Lima belas dari mereka memberi tahu De Volkskrant bahwa mereka merawat setidaknya 114 anak berusia 15 tahun atau lebih muda dengan satu luka tembak di kepala atau dada. Sebagian besar dari anak -anak itu meninggal karena luka -luka mereka. Kasus-kasus tersebut didokumentasikan antara akhir 2023 dan pertengahan 2025 di 10 fasilitas medis yang berbeda.

Salah satu dokter, ahli bedah trauma AS Feroze Sidhwa, mengingat hari pertamanya di Rumah Sakit Eropa di Gaza pada Maret 2024, di mana ia menemukan empat anak laki -laki di bawah 10 tahun dengan luka kepala yang identik dalam waktu 48 jam, menurut laporan itu.

“Bagaimana mungkin di sini di rumah sakit kecil ini, dalam waktu 48 jam, empat anak telah datang yang ditembak di kepala?” Dia memberi tahu koran itu. Selama 13 hari berikutnya, ia bertemu sembilan anak lagi dengan luka serupa.

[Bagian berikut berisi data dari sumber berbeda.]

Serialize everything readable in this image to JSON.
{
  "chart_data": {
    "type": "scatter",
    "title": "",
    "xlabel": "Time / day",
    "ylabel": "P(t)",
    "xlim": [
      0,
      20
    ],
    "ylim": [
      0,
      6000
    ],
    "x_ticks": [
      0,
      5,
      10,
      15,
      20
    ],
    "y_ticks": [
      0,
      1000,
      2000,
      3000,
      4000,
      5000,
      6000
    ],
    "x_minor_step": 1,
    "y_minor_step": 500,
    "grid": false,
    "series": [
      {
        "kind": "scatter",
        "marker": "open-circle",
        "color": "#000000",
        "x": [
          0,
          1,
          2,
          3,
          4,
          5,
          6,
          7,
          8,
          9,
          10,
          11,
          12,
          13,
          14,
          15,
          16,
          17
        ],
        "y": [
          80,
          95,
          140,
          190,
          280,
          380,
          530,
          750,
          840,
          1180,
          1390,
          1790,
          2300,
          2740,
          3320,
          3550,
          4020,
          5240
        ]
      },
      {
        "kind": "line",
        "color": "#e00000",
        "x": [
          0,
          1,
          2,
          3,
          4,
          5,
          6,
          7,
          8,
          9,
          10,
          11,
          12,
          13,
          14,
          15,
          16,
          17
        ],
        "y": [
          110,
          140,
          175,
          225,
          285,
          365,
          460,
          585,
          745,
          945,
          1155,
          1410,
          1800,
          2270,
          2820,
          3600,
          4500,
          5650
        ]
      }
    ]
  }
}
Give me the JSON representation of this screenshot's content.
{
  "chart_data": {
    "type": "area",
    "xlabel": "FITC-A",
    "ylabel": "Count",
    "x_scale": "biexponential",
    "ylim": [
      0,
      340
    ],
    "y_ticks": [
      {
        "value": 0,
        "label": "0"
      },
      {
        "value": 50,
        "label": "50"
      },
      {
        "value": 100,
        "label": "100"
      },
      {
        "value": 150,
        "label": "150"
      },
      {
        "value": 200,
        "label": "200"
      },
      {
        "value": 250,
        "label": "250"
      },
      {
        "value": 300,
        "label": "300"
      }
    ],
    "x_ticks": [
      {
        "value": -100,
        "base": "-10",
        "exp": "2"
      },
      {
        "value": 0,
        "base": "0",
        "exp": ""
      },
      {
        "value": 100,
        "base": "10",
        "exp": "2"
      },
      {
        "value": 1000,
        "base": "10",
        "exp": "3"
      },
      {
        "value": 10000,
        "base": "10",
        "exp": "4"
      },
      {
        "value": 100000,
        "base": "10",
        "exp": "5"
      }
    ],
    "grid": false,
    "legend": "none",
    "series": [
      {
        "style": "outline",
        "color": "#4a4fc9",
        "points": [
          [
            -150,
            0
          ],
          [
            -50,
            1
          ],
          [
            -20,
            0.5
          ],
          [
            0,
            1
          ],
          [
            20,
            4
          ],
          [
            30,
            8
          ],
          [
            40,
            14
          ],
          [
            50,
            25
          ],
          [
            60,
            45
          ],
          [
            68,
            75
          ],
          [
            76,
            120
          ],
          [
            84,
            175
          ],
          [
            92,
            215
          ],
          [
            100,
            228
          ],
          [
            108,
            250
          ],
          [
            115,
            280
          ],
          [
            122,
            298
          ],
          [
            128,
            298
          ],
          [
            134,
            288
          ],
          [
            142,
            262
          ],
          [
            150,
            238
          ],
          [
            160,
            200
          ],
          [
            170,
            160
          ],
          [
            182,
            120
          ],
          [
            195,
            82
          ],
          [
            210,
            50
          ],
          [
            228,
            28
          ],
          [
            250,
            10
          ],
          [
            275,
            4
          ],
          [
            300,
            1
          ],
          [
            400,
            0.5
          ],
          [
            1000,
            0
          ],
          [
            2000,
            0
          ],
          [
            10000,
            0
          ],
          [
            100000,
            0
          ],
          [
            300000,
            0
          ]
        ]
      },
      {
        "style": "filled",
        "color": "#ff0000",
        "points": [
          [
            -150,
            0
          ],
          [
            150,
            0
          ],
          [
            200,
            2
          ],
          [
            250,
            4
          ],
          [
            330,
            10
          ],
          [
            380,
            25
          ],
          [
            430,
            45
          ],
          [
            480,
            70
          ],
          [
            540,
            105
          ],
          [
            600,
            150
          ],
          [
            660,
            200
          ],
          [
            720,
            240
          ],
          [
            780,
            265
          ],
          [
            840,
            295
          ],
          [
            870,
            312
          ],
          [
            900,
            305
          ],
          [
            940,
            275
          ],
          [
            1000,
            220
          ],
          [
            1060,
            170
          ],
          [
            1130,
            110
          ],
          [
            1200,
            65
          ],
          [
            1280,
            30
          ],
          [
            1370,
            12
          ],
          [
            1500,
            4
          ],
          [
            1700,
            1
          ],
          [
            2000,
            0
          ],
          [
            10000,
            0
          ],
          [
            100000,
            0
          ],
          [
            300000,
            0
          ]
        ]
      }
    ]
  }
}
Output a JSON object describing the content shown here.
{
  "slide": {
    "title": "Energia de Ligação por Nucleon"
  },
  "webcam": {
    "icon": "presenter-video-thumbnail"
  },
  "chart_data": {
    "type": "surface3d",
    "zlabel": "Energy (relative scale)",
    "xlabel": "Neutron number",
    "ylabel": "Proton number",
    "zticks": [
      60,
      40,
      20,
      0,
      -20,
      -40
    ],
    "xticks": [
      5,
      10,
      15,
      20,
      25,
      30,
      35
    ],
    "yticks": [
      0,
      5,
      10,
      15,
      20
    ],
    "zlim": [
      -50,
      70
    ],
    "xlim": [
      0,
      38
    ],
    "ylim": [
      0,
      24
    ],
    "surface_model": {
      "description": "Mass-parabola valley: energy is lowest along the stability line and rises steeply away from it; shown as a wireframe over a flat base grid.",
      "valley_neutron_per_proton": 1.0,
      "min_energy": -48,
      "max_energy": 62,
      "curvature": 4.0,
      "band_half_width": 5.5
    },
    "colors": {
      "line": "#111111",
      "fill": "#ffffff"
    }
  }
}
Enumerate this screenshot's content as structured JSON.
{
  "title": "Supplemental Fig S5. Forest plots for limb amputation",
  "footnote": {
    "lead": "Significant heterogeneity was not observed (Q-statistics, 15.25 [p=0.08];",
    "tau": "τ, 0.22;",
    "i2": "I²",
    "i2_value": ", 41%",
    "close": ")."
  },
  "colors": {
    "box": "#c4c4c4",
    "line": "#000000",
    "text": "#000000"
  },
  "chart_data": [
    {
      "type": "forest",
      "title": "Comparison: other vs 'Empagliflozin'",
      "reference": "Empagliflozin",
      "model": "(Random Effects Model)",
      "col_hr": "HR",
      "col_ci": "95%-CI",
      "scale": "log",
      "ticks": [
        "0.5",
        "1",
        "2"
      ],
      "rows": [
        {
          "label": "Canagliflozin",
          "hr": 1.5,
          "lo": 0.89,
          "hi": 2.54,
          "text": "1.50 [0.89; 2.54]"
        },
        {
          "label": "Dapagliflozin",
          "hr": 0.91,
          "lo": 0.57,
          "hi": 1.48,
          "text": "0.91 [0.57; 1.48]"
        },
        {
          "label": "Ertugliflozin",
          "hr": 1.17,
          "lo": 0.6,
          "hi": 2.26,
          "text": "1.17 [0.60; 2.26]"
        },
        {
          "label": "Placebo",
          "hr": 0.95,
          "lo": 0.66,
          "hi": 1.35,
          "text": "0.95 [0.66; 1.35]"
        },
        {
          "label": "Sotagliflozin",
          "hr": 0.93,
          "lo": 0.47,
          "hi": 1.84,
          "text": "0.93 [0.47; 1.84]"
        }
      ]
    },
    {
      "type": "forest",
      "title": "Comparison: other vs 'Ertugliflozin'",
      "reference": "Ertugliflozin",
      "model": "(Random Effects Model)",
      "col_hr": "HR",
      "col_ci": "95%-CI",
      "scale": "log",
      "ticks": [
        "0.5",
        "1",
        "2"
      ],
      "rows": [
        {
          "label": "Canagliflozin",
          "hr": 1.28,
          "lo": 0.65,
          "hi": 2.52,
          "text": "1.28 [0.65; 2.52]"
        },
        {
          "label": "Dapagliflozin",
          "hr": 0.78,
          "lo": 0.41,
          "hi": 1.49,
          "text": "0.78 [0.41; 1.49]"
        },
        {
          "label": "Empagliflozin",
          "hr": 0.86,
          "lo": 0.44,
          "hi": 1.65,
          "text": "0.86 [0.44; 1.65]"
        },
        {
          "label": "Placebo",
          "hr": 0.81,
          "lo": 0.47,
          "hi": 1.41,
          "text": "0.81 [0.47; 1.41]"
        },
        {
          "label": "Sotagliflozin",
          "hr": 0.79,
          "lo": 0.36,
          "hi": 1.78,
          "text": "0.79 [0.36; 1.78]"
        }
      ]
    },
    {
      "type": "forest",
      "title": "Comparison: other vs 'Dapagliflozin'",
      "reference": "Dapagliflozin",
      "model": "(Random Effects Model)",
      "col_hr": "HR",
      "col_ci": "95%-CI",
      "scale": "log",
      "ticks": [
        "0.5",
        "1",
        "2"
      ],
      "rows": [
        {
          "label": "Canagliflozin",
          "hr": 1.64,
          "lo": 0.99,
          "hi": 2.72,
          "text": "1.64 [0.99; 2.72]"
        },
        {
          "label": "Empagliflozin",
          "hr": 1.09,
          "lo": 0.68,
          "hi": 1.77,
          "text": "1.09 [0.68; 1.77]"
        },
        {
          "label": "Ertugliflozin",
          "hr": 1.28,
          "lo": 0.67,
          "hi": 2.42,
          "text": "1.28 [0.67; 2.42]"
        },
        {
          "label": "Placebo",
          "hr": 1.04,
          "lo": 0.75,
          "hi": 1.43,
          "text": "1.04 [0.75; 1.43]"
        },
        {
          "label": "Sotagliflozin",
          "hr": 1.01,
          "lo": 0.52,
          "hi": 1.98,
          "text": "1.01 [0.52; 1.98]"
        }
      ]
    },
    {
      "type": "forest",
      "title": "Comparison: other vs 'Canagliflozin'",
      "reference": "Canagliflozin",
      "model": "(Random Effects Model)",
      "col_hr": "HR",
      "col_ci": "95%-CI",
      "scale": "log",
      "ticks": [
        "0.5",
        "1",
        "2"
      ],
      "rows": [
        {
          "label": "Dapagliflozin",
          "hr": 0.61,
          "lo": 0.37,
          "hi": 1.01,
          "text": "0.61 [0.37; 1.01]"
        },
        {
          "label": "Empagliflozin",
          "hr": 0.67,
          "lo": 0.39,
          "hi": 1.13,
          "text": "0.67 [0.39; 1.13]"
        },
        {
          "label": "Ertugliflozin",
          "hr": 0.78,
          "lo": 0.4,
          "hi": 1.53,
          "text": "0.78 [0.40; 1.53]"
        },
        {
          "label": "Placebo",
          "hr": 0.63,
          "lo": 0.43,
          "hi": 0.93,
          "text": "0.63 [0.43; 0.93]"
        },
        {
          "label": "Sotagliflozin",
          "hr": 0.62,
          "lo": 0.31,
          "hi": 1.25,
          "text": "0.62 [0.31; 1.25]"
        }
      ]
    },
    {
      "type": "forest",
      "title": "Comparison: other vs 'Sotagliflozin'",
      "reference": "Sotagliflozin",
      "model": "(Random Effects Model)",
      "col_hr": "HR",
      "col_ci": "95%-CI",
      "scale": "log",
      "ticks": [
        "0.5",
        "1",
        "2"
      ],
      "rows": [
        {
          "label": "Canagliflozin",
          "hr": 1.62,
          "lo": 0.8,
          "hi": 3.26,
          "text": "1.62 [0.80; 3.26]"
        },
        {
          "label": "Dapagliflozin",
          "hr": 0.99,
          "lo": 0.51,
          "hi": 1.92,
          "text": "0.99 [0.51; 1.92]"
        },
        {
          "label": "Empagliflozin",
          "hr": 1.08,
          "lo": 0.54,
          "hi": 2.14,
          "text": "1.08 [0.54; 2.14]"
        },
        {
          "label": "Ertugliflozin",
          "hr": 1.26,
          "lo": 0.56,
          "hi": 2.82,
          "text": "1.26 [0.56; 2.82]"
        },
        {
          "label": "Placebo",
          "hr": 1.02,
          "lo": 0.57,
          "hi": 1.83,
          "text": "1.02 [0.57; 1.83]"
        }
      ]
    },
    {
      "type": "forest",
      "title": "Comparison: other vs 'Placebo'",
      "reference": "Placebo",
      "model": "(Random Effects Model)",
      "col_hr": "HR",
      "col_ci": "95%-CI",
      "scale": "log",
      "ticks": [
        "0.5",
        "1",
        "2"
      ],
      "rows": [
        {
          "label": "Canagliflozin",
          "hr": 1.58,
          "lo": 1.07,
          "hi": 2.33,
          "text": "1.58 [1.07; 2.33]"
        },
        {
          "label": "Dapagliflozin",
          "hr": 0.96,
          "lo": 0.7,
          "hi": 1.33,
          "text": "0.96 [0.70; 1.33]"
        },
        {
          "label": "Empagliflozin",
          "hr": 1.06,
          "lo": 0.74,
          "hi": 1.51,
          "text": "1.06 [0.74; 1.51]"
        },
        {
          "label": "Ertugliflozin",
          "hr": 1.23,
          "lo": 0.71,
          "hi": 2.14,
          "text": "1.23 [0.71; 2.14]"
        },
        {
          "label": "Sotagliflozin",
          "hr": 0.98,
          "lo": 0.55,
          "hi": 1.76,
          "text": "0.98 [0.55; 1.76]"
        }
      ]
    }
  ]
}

Sidhwa kemudian bertemu dengan seorang kolega yang mengkonfirmasi melihat cedera yang sama “hampir setiap hari” di rumah sakit lain. “Itulah saat saya memutuskan: Saya harus mencari tahu apa yang terjadi di sini,” katanya.

Dokter yang diwawancarai menekankan bahwa cedera seperti itu tidak mungkin tidak disengaja. Pakar forensik yang dikonsultasikan oleh surat kabar itu mengatakan pola seragam yang disarankan api yang bertujuan, mungkin oleh penembak jitu atau drone.

Israel secara konsisten membantah tuduhan bahwa pasukannya dengan sengaja menargetkan warga sipil, termasuk anak -anak.

Para dokter yang dikutip menggambarkan dilema moral yang mereka hadapi: berbicara bisa berarti dilarang kembali ke Gaza.

Menurut PBB, Israel telah membantah masuk ke lebih dari 100 petugas kesehatan internasional sejak Maret 2025 tanpa penjelasan terperinci.

Namun, banyak yang bersikeras keheningan tidak lagi menjadi pilihan. “Tidak berbicara bukan lagi pilihan,” kata seorang dokter kepada de Volkskrant.